Shu Tian, Shen Caijie, Chen Xiaomin, Yu Fei
Department of Cardiology, Ningbo First Hospital, Ningbo, Zhejiang, China.
Eur Heart J Case Rep. 2023 Aug 7;7(8):ytad371. doi: 10.1093/ehjcr/ytad371. eCollection 2023 Aug.
Alcohol septal ablation (ASA) can be recommended for patients with drug-refractory hypertrophic obstructive cardiomyopathy (HOCM). Recently, percutaneous intramyocardial septal radiofrequency ablation (PIMSRA) was reported as a safe and effective treatment for HOCM.
We present a case report of pulseless electrical activity (PEA), cardiac arrest, and pericardial tamponade occurring post-PIMSRA. We performed PIMSRA for the patient with HOCM after failed ASA. Two hours post-PIMSRA, transthoracic echocardiography (TTE) revealed that the hypokinetic basal intraventricular septal (IVS) thickness increased with aggravation of systolic anterior motion of the mitral valve. After the occurrence of subsequent PEA cardiac arrest, veno-arterial extracorporeal membrane oxygenation (VA-ECMO) support was provided. With sinus rhythm restoration and blood pressure stabilization after ECMO removal, the patient had pericardial tamponade on Day 3 post-PIMSRA. After excluding apparent myocardial perforation and draining haemorrhagic effusion under TTE guidance, her symptoms and haemodynamic status improved. She was asymptomatic at her one-year follow-up. The left ventricular outflow tract gradient (LVOTG) at rest and the thickness of the basal IVS reduced to 5 mmHg and 12 mm, respectively.
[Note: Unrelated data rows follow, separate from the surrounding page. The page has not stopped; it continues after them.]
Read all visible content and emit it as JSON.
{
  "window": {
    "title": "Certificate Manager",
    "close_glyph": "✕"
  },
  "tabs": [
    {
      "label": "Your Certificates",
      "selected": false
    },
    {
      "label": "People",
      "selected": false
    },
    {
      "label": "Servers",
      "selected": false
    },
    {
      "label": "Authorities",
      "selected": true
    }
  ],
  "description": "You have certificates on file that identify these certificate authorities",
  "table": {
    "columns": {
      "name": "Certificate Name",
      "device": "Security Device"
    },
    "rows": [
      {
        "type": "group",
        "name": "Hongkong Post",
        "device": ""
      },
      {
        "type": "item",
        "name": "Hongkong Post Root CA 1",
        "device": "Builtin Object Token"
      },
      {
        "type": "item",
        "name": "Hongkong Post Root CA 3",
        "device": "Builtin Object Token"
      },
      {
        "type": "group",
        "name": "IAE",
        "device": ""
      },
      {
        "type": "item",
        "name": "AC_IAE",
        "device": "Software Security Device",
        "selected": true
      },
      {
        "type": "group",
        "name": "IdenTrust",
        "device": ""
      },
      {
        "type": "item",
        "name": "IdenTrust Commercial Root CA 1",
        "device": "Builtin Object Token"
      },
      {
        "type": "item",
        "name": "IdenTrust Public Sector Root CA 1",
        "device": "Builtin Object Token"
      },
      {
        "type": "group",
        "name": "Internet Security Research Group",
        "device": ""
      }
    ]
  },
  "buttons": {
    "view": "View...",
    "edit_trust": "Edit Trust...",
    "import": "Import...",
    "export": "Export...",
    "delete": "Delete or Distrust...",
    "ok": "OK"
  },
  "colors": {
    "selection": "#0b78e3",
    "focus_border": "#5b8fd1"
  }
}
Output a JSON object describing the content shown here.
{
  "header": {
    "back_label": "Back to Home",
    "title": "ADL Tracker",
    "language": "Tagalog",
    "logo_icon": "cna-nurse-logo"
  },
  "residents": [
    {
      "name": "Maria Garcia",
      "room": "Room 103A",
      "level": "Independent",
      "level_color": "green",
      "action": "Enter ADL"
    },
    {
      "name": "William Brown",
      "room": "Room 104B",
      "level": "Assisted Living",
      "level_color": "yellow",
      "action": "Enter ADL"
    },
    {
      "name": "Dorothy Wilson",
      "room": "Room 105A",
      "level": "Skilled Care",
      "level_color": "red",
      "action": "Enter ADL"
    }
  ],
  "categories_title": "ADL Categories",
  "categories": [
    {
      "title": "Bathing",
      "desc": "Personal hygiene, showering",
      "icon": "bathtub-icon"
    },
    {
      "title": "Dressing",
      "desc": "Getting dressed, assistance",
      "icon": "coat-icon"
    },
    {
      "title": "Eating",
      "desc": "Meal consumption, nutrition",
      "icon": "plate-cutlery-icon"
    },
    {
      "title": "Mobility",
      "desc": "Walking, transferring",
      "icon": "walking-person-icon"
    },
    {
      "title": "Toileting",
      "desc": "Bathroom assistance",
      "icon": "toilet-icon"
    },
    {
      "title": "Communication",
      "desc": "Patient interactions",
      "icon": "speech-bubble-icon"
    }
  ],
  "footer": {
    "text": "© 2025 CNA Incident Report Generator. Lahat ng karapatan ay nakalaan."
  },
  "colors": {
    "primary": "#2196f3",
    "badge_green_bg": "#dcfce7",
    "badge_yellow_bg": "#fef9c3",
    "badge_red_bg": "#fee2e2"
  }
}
We assumed that the main causes of PEA cardiac arrest and pericardial tamponade in our case were ablation-related tissue oedema at the basal IVS and blood leakage possibly related to puncture haemorrhage, respectively. While waiting for myocardial oedema to resolve, ECMO was applied as a bridge-to-recovery therapeutic approach. Pericardiocentesis is a strategy for the emergency drainage of pericardial effusion. It is essential to distinguish life-threatening complications with TTE for management planning post-PIMSRA.
对于药物难治性肥厚型梗阻性心肌病(HOCM)患者,可推荐酒精间隔消融术(ASA)。最近,经皮心肌间隔射频消融术(PIMSRA)被报道为治疗HOCM的一种安全有效的方法。
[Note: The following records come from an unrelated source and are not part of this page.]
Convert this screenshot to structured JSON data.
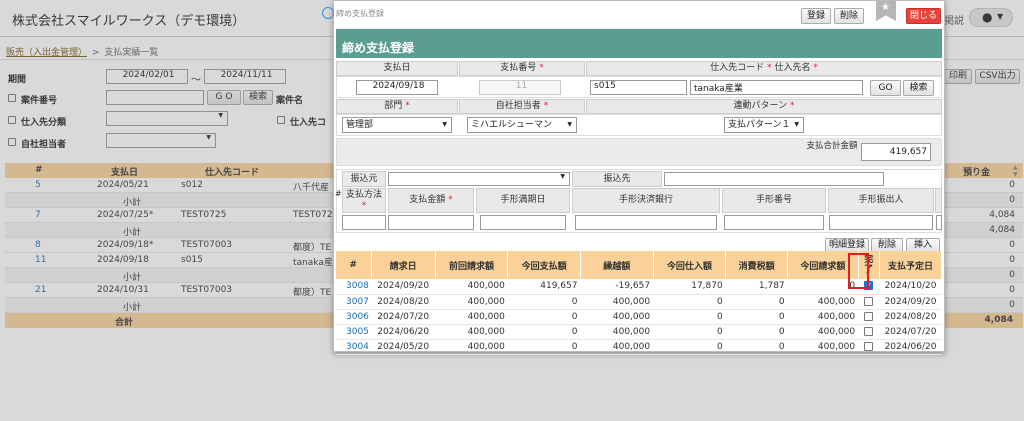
{
  "app": {
    "company": "株式会社スマイルワークス（デモ環境）",
    "breadcrumb_link": "販売（入出金管理）",
    "breadcrumb_sep": ">",
    "breadcrumb_current": "支払実績一覧",
    "right_link": "掲説",
    "print_label": "印刷",
    "csv_label": "CSV出力"
  },
  "filters": {
    "period_label": "期間",
    "date_from": "2024/02/01",
    "tilde": "〜",
    "date_to": "2024/11/11",
    "case_no_label": "案件番号",
    "go_label": "G O",
    "search_label": "検索",
    "case_name_label": "案件名",
    "supplier_class_label": "仕入先分類",
    "supplier_code_label": "仕入先コ",
    "own_staff_label": "自社担当者"
  },
  "bg_table": {
    "headers": [
      "#",
      "支払日",
      "仕入先コード",
      "",
      "預り金"
    ],
    "rows": [
      {
        "no": "5",
        "date": "2024/05/21",
        "code": "s012",
        "name": "八千代産",
        "deposit": "0",
        "type": "row"
      },
      {
        "no": "",
        "date": "小計",
        "code": "",
        "name": "",
        "deposit": "0",
        "type": "sub"
      },
      {
        "no": "7",
        "date": "2024/07/25*",
        "code": "TEST0725",
        "name": "TEST072",
        "deposit": "4,084",
        "type": "row"
      },
      {
        "no": "",
        "date": "小計",
        "code": "",
        "name": "",
        "deposit": "4,084",
        "type": "sub"
      },
      {
        "no": "8",
        "date": "2024/09/18*",
        "code": "TEST07003",
        "name": "都度）TE",
        "deposit": "0",
        "type": "row"
      },
      {
        "no": "11",
        "date": "2024/09/18",
        "code": "s015",
        "name": "tanaka産",
        "deposit": "0",
        "type": "row"
      },
      {
        "no": "",
        "date": "小計",
        "code": "",
        "name": "",
        "deposit": "0",
        "type": "sub"
      },
      {
        "no": "21",
        "date": "2024/10/31",
        "code": "TEST07003",
        "name": "都度）TE",
        "deposit": "0",
        "type": "row"
      },
      {
        "no": "",
        "date": "小計",
        "code": "",
        "name": "",
        "deposit": "0",
        "type": "sub"
      }
    ],
    "total_label": "合計",
    "total_value": "4,084"
  },
  "modal": {
    "window_title": "締め支払登録",
    "register_label": "登録",
    "delete_label": "削除",
    "close_label": "閉じる",
    "header_title": "締め支払登録",
    "pay_date_label": "支払日",
    "pay_no_label": "支払番号",
    "req": "*",
    "supplier_label": "仕入先コード",
    "supplier_name_label": "仕入先名",
    "pay_date": "2024/09/18",
    "pay_no": "11",
    "supplier_code": "s015",
    "supplier_name": "tanaka産業",
    "go_label": "GO",
    "search_label": "検索",
    "dept_label": "部門",
    "staff_label": "自社担当者",
    "pattern_label": "連動パターン",
    "dept": "管理部",
    "staff": "ミハエルシューマン",
    "pattern": "支払パターン１",
    "total_label": "支払合計金額",
    "total_value": "419,657",
    "transfer_from_label": "振込元",
    "transfer_to_label": "振込先",
    "hash": "#",
    "method_label": "支払方法",
    "amount_label": "支払金額",
    "due_label": "手形満期日",
    "bank_label": "手形決済銀行",
    "bill_no_label": "手形番号",
    "issuer_label": "手形振出人",
    "detail_register_label": "明細登録",
    "detail_delete_label": "削除",
    "insert_label": "挿入",
    "detail_headers": [
      "#",
      "請求日",
      "前回請求額",
      "今回支払額",
      "繰越額",
      "今回仕入額",
      "消費税額",
      "今回請求額",
      "完了",
      "支払予定日"
    ],
    "detail_rows": [
      {
        "id": "3008",
        "bill_date": "2024/09/20",
        "prev": "400,000",
        "paid": "419,657",
        "carry": "-19,657",
        "purchase": "17,870",
        "tax": "1,787",
        "bill": "0",
        "done": true,
        "due": "2024/10/20"
      },
      {
        "id": "3007",
        "bill_date": "2024/08/20",
        "prev": "400,000",
        "paid": "0",
        "carry": "400,000",
        "purchase": "0",
        "tax": "0",
        "bill": "400,000",
        "done": false,
        "due": "2024/09/20"
      },
      {
        "id": "3006",
        "bill_date": "2024/07/20",
        "prev": "400,000",
        "paid": "0",
        "carry": "400,000",
        "purchase": "0",
        "tax": "0",
        "bill": "400,000",
        "done": false,
        "due": "2024/08/20"
      },
      {
        "id": "3005",
        "bill_date": "2024/06/20",
        "prev": "400,000",
        "paid": "0",
        "carry": "400,000",
        "purchase": "0",
        "tax": "0",
        "bill": "400,000",
        "done": false,
        "due": "2024/07/20"
      },
      {
        "id": "3004",
        "bill_date": "2024/05/20",
        "prev": "400,000",
        "paid": "0",
        "carry": "400,000",
        "purchase": "0",
        "tax": "0",
        "bill": "400,000",
        "done": false,
        "due": "2024/06/20"
      }
    ]
  },
  "colors": {
    "teal": "#5a9e92",
    "orange_header": "#f9d199",
    "close_red": "#e8423a",
    "link_blue": "#1a6db5"
  }
}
我们报告一例PIMSRA术后发生无脉电活动(PEA)、心脏骤停和心包填塞的病例。在ASA治疗失败后,我们对该HOCM患者实施了PIMSRA。PIMSRA术后两小时,经胸超声心动图(TTE)显示,室间隔基底部运动减弱,厚度增加,二尖瓣收缩期前向运动加重。在随后发生PEA心脏骤停后,给予静脉-动脉体外膜肺氧合(VA-ECMO)支持。在ECMO撤除后窦性心律恢复且血压稳定,该患者在PIMSRA术后第3天出现心包填塞。在排除明显心肌穿孔并在TTE引导下引流出血性积液后,她的症状和血流动力学状态得到改善。在一年的随访中她无症状。静息时左心室流出道压差(LVOTG)和室间隔基底部厚度分别降至5 mmHg和12 mm。
我们推测,本例中PEA心脏骤停和心包填塞的主要原因分别是室间隔基底部与消融相关的组织水肿以及可能与穿刺出血有关的血液渗漏。在等待心肌水肿消退时,应用ECMO作为一种过渡到恢复的治疗方法。心包穿刺术是紧急引流心包积液的一种策略。在PIMSRA术后管理规划中,通过TTE区分危及生命的并发症至关重要。